Desde principios del siglo XX y hasta la década de los treinta, don Andrés Rodríguez mantuvo abiertos dos comercios de calzado en la calle Mayor de Triana. Uno se llamaba La Fama, en el número 51, y en su publicidad presumía de confeccionar toda clase de calzado, a precios moderados y con prontitud. El otro, La Elegancia, en la acera de enfrente en el número 54, ofrecía un surtido permanente de calzado completo, variadísimo, y de novedad. 

En un aviso publicado en 1911 en El Escolar, afirmaba ostentar el honor de ser la primera zapatería de la capital, y captaba la atención de futuros clientes con la siguiente llamada: “Los niños darán un buen consejo a sus padres cuando vayan a comprarles calzado indicándoles este establecimiento donde encontrarán artículos de calidad superior y a precios económicos. Grandes existencias en lujoso calzado para señoras.”

En otro anuncio publicado en La Provincia en 1920, se recomendaba no visitar ninguna peletería sin pasar antes por La Fama, pues allí encontrarían el calzado bueno, bonito y a precios sin competencia. Además don Andrés sabía ganarse a la clientela, refiríendose a ellos de la siguiente manera: “Buen gusto, distinción, económica. Estas son las cualidades que reunen todas las personas que compran calzados en La Fama. Triana 51.” 

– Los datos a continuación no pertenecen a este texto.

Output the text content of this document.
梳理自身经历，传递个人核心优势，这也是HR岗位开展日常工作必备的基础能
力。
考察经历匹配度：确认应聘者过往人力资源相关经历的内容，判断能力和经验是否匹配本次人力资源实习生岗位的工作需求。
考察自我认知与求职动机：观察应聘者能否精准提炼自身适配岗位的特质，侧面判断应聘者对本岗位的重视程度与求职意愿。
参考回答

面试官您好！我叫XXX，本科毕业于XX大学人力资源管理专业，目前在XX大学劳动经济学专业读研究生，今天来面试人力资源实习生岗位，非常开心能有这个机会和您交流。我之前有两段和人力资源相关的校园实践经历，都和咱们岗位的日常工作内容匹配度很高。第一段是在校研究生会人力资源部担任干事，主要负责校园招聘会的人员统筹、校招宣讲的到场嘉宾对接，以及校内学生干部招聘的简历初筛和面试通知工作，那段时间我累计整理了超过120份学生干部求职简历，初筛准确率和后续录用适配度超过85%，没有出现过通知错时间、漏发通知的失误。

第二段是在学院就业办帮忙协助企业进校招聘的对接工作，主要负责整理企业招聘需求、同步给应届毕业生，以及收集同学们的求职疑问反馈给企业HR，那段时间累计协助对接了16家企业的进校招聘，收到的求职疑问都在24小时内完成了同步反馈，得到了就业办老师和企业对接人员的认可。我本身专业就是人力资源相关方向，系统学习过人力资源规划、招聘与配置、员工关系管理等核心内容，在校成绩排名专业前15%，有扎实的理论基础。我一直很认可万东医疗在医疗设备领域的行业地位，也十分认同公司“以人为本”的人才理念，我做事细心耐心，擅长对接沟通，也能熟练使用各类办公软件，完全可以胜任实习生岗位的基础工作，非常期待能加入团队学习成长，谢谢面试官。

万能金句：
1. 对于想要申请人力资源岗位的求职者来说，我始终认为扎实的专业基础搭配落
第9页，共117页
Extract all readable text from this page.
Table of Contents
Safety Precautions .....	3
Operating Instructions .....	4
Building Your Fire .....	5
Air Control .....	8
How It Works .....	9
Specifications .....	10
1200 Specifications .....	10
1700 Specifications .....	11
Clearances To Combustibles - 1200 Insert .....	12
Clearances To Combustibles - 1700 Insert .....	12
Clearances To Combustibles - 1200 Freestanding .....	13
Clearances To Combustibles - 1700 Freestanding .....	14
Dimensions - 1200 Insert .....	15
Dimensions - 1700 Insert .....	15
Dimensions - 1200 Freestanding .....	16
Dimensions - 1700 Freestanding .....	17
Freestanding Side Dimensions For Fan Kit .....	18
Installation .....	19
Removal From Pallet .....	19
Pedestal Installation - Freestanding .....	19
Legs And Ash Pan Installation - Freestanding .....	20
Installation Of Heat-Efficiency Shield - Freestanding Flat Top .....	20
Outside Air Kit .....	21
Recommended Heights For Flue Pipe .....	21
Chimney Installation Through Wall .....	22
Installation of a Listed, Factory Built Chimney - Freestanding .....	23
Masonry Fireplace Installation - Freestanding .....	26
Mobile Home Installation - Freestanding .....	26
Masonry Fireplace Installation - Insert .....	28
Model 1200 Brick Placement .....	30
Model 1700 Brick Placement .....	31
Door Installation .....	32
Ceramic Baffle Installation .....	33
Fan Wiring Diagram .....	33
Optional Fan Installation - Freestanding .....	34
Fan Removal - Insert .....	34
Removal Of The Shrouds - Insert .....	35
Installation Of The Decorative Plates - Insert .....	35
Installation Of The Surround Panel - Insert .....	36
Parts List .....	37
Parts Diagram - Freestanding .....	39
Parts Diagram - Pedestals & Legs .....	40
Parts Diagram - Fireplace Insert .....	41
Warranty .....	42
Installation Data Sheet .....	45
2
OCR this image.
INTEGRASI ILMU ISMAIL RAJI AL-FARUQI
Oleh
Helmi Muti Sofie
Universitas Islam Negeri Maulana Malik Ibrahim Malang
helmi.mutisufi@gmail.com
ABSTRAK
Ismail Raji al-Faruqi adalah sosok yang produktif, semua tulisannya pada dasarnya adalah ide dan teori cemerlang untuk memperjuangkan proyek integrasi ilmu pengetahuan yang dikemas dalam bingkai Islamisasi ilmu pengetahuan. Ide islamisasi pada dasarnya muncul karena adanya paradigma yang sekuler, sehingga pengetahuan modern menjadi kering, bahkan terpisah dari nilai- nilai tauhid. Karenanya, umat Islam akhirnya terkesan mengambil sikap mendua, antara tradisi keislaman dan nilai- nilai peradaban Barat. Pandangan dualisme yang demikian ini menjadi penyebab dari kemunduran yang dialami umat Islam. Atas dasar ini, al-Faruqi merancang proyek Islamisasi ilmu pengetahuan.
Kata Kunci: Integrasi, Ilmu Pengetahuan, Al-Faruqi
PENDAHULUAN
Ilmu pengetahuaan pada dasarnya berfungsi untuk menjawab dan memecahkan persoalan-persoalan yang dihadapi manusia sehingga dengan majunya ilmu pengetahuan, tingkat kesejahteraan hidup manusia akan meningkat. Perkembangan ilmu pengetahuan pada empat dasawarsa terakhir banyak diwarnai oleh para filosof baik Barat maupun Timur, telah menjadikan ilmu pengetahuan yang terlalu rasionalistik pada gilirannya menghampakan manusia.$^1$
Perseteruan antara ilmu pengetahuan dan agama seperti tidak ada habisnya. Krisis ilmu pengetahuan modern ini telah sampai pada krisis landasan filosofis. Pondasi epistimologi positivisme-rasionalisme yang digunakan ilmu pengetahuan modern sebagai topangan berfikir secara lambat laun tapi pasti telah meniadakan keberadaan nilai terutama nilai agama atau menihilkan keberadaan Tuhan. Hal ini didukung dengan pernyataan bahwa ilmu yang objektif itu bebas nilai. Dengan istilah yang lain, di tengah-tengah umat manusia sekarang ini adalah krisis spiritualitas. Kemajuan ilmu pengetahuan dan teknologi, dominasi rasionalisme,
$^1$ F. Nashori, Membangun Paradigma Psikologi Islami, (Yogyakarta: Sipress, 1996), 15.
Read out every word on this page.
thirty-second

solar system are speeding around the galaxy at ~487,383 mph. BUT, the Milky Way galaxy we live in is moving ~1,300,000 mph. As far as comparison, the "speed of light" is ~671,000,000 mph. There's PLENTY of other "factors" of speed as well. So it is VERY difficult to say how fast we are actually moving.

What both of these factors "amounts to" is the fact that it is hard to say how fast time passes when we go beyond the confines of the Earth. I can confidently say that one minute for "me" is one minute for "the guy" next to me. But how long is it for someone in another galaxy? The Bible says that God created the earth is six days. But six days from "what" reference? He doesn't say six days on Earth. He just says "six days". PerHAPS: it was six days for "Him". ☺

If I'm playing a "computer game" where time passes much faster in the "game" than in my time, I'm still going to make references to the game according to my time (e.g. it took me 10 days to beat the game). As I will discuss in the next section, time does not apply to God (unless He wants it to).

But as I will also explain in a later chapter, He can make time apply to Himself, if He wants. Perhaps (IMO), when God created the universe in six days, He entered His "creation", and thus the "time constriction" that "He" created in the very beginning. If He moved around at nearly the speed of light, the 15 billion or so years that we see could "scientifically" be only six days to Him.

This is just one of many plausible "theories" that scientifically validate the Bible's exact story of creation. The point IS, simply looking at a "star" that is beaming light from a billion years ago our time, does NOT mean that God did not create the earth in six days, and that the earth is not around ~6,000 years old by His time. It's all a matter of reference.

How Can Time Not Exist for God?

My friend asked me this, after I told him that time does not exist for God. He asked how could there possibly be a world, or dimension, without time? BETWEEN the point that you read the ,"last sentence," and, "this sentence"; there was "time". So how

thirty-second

Este comerciante debió ser un gran aficionado a los autómoviles, pues en otro aviso publicado en noviembre de 1921 decía: “La Fama y La Elegancia vende un automóvil de la mejor marca Europa en inmejorables condiciones y con muy poco uso ¡¡Muy barato!!”. Da la impresión de que lo vendió para adquirir otro de la marca francesa Motobloc que tampoco le convenció, pues al mes siguiente de desprenderse del Europa lo puso también a la venta en el periódico alegando que tenía poco uso, eso sí, aprovechó la ocasión para dejar constancia de que su casa era la que más novedades presentaba en calzados.

En cuando a técnicas de mercadotecnia, don Andrés no tenía rival, ya hemos visto la calidad publicitaria de sus anuncios. Pero fue más allá del papel. El inmueble de Triana 51 sobresalía una planta respecto al que tenía al lado, y decidió aprovechar el lateral del edificio, visible a gran distancia, para escribir con grandes letras: “Calzar en la Fama 51”.